Она вспомнила о Джонатане Хейзе и попыталась представить его здесь и сейчас, в этой комнате. Она хотела бы знать, как бы он повел себя в этот момент, заставляя ее говорить, вытягивая из нее все ее чувства и мысли, помогая ей пройти через запутанный лабиринт, в котором она заблудилась. Когда она думала о Джонатане, на душе у нее становилось легче, даже его незримое воображаемое присутствие успокаивало ее. Но незримый Джонатан мало чем мог помочь ей: он был слишком эфемерен. При первых же громких звуках, донесшихся из коридора, он мгновенно исчез.
Деборе казалось, что ее тело и душа распались на маленькие кусочки и разлетелись по всему земному шару: одна часть их прилетела сюда, в Восточную Африку, другая вращалась вокруг Джонатана в Сан-Франциско. С самых первых дней в Калифорнии, пятнадцать лет назад, когда она сбежала от реальности, оказавшейся слишком невыносимой для молодой девушки, Дебора по крупицам собирала свое «я» воедино.
«А из какой именно части Англии вы родом, доктор Тривертон?» — спросил ее Джонатан в первый же день их встречи. Дебора была новенькой в больнице, поэтому ее поставили ассистентом к доктору Хейзу. К своему большому удивлению, Дебора призналась, что на самом деле она родилась в Кении, а не в Англии.
Оглядываясь назад, она поняла, что заставило ее тогда сказать правду. Джонатан. Было что-то такое в его больших карих глазах, заглядывающих прямо в душу, в его тихом умиротворяющем голосе, что располагало к откровенности. Все замечали эту особенность в докторе Джонатане Хейзе.
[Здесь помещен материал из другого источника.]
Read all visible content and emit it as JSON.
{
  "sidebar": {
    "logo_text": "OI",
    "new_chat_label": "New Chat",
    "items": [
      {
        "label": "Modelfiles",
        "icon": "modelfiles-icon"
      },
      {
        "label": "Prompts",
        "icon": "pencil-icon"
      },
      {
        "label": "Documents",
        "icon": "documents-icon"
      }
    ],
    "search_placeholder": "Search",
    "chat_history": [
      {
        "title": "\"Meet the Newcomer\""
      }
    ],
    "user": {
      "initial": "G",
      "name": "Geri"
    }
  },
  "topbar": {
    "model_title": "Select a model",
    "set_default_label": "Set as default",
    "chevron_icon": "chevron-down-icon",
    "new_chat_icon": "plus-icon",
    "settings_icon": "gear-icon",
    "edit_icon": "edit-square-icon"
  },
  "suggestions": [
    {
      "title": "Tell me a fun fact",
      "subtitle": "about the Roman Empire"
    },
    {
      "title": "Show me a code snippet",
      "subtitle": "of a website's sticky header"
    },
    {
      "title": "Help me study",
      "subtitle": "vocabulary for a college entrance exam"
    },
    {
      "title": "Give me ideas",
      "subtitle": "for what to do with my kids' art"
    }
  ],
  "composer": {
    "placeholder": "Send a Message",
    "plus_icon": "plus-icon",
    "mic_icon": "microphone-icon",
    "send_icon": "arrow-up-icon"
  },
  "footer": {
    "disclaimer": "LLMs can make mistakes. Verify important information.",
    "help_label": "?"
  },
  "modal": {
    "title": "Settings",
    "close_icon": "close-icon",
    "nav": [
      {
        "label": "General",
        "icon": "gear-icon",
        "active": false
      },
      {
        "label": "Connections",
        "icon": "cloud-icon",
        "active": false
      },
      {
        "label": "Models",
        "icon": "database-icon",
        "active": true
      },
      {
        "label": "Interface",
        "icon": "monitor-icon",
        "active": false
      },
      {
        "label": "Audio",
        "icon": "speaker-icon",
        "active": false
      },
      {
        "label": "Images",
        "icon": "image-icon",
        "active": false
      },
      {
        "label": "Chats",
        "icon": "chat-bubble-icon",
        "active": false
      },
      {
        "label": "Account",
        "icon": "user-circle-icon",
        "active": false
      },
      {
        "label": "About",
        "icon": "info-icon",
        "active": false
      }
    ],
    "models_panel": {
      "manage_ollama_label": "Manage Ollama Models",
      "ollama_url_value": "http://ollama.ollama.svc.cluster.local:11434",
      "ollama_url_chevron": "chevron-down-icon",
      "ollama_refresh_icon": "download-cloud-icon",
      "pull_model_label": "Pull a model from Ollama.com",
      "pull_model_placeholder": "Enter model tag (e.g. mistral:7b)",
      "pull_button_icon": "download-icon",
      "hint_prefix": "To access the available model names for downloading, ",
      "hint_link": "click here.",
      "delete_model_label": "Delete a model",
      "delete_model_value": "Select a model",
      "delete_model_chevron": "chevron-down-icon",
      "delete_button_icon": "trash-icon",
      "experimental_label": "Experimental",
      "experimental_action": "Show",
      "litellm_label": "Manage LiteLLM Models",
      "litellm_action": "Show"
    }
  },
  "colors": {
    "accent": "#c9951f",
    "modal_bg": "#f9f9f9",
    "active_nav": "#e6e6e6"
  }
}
Люди приходили к нему и рассказывали о своих радостях и горестях, а он слушал их с неподдельным вниманием.
Однако свои собственные эмоции доктор Хейз предпочитал не выставлять напоказ: если у него и были какие-то чувства, то он тщательно скрывал их за маской уравновешенного и степенного человека. Вот почему тот его импульсивный, страстный поцелуй в аэропорту — вчера? позавчера? — так удивил ее.
Дебора заметила, что дрожит от холода.
Ее волосы давно уже высохли, но она по-прежнему была одета лишь в один банный халат. У нее не было сил переодеться.
«Кристофер», — подумал она наконец.
Он не был ей братом.
Она старалась не думать о нем; с той самой минуты, как она закрыла дневник, она гнала от себя то, с чем нужно было разобраться. Показалось, что земля уходит у нее из-под ног. Чтобы не упасть, она схватилась за ручку двери. То, с чем в течение целых пятнадцати лет она тщетно пыталась примириться, в одночасье рассыпалось в прах.